Una vez más, la arbitrariedad y las vías de hecho
sustituyen la institucionalidad, en este caso, paradójicamente, bajo la
apariencia de una formal legalidad.
El Tribunal Supremo de Justicia, convertido en
instrumento político, en Sala Plena, admitió la solicitud que le hiciera el
diputado Pedro Carreño de un denominado antejuicio de mérito contra la fiscal
general, Luisa Ortega Díaz, por presuntas faltas graves, todo lo cual tiene por
objeto su remoción del cargo, como sanción administrativa de competencia
exclusiva de la Asamblea Nacional, de acuerdo con el artículo 279 de la
Constitución.
Sin duda, con esta nueva acción, amparada bajo la
simple apariencia de la legalidad, invocando normas que han sido previstas para
resguardar el ejercicio legítimo de esos cargos y velar por el eficaz
funcionamiento de las instituciones en un Estado de Derecho, se pretende
destituir a quien, en nombre del Ministerio Público, garante de los derechos
ciudadanos, ha optado por defender la Constitución y denunciar la ruptura del
orden democrático por parte del propio tribunal que ahora procede en su contra.
Por supuesto, tratándose de la exigencia legal de
protección a la función pública, por parte de quienes son sus enemigos
manifiestos, se ha convocado a una audiencia pública en la que debe oírse a la
fiscal y a sus denunciantes, a los fines de un pronunciamiento que deberá ser
sometido al debate y decisión de la Asamblea.
Con la simple admisión de la solicitud y sin
fundamento jurídico razonable, “a los fines de garantizar el cauce procesal
respectivo”, que ya se conoce, el tribunal ha acordado medidas cautelares de
prohibición de salida del país, congelación de cuentas bancarias y prohibición
de enajenar y gravar, todo ello, sin juicio, sin debate y en el curso de un
procedimiento que se abre simplemente para evaluar si hay elementos serios que
comprometan la responsabilidad de la fiscal por faltas administrativas y sin
que esas medidas tengan algo que ver con las imputaciones formuladas. Sin duda,
estamos ante una condena anticipada y una fórmula expedita para destituir a uno
de los más altos funcionarios, a cuyo cargo pone la ley la representación del
interés general y la responsabilidad por el respeto a los derechos ciudadanos.

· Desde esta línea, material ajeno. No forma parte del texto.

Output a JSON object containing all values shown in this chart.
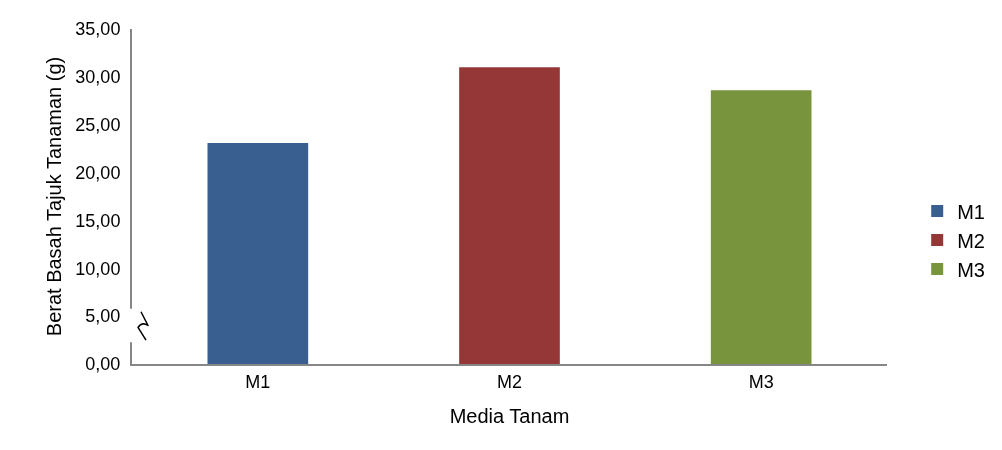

Por lo demás, sin ser vidente, todo parece indicar
que el “cauce procesal” no es otro que la remisión del expediente, no a la
Asamblea Nacional, a quien corresponde conocer, debatir y decidir de manera
exclusiva la eventual remoción de la fiscal –pero considerada en permanente,
reiterado, eterno y absurdo “desacato”– sino a la propia Sala Constitucional,
juez y parte, cuya decisión ya se conoce.
Una vez más, la arbitrariedad y las vías de hecho
sustituyen la institucionalidad, en este caso, paradójicamente, bajo la
apariencia de una formal legalidad. Sencillamente, se trata de acciones
emprendidas como instrumento de terror contra cualquier forma de disidencia y
denuncia de los abusos del poder.
En el caso de la fiscal, la “sinrazón” de su
remoción no es otra que su posición expresada con energía en defensa de la
Constitución y su denuncia clara y terminante de la ruptura del orden
democrático por parte de la Sala Constitucional, cuyos integrantes no están por
encima de la ley, sino sujetos a ella, de manera que sean ejemplo para una
sociedad que aspira a la convivencia en paz por el camino del derecho, sin que
pueda entender el pueblo que sus jueces responden a los intereses de la
revolución y no de la justicia.
Solo la Asamblea puede remover a la fiscal general
y si lo hace otro poder, simplemente estará usurpando las funciones del
Parlamento y llevando a cabo un acto nulo e ineficaz, como ya lo son todas las
decisiones que desconocen la soberanía popular y los derechos ciudadanos.